As far as I know, the partial derivative of the dot product of two vectors can be given by: $\frac{\partial(\vec A\cdot\vec B)}{\partial\vec A}=\vec B$. What if The Derivative of the Cross Product of Two Vector Valued Functions $\frac{\partial(\vec A\times\vec B)}{\partial\vec A}=?$
e.g.
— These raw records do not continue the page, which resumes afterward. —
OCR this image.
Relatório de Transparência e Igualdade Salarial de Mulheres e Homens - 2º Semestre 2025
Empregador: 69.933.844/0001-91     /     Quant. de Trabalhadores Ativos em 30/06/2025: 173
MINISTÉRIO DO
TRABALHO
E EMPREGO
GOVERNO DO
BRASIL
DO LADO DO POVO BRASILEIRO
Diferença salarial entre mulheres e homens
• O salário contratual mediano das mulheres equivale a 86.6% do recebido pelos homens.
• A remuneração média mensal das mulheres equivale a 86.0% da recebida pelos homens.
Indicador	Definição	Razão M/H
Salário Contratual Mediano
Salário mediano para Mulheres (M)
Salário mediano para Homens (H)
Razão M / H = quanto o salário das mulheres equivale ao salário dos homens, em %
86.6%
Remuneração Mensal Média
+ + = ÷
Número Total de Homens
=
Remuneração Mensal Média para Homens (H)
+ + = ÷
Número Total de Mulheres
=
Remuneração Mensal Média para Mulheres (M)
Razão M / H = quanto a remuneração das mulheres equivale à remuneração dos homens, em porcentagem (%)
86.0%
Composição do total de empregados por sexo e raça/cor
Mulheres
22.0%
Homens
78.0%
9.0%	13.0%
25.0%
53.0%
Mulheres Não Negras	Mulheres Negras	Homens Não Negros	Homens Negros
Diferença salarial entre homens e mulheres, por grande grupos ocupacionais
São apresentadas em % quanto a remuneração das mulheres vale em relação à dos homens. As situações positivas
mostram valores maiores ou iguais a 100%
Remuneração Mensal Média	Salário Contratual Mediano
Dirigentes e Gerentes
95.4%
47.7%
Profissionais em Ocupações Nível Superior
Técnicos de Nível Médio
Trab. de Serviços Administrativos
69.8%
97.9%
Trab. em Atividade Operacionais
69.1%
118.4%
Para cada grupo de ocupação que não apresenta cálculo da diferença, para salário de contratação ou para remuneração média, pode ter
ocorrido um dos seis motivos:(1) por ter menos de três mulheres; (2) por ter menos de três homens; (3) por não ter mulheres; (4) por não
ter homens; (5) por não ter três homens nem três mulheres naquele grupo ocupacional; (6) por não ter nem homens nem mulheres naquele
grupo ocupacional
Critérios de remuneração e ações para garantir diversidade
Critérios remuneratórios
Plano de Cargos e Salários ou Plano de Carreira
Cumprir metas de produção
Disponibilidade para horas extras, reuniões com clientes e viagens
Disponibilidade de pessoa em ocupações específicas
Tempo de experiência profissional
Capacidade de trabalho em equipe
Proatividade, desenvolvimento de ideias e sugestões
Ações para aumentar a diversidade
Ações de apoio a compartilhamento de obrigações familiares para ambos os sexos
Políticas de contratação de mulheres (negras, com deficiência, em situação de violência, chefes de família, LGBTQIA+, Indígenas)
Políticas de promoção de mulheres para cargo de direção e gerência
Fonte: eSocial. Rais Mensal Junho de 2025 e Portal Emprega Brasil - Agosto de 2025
How to calculate $\frac{\partial|\vec \omega\times\vec r|^2}{\partial\vec r}$, where $\vec\omega$ is independent of $\vec r$.
On
there is a missing minus sign in the other answer, if x is a vector, the general form is given by:
$$\frac{\partial \left(\vec{a}\times\vec{b}\right)}{\partial x} =\displaystyle -\left[b^{\times}\right]\frac{\partial \vec{a}}{\partial x} + \left[a^{\times}\right]\frac{\partial \vec{b}}{\partial x}$$
and $$\left[b^{\times}\right]$$ is known as the cross product matrix is given by
$$\left[b^{\times}\right] = \begin{bmatrix} 0 & -b_3 & b_2 \\ b_3 & 0 & -b_1 \\ -b_2 & b_1 & 0 \end{bmatrix}$$
Let $f_1(x) = x^T b = b^T x$, then $f_1$ is linear and so ${\partial f_1(x) \over \partial x} = b^T$.
If $f_2(x) = x \times b$, then $f_2$ is linear and so ${\partial f_2(x) \over \partial x}h = h \times b = \begin{bmatrix} e_1 \times b & e_2 \times b & e_3 \times b \end{bmatrix} h = \begin{bmatrix} 0 & -b_3 & b_2 \\ b_3 & 0 & -b_1 \\ -b_2 & b_1 & 0 \end{bmatrix} h$, or, ${\partial f_2(x) \over \partial x} = \begin{bmatrix} 0 & -b_3 & b_2 \\ b_3 & 0 & -b_1 \\ -b_2 & b_1 & 0 \end{bmatrix}$.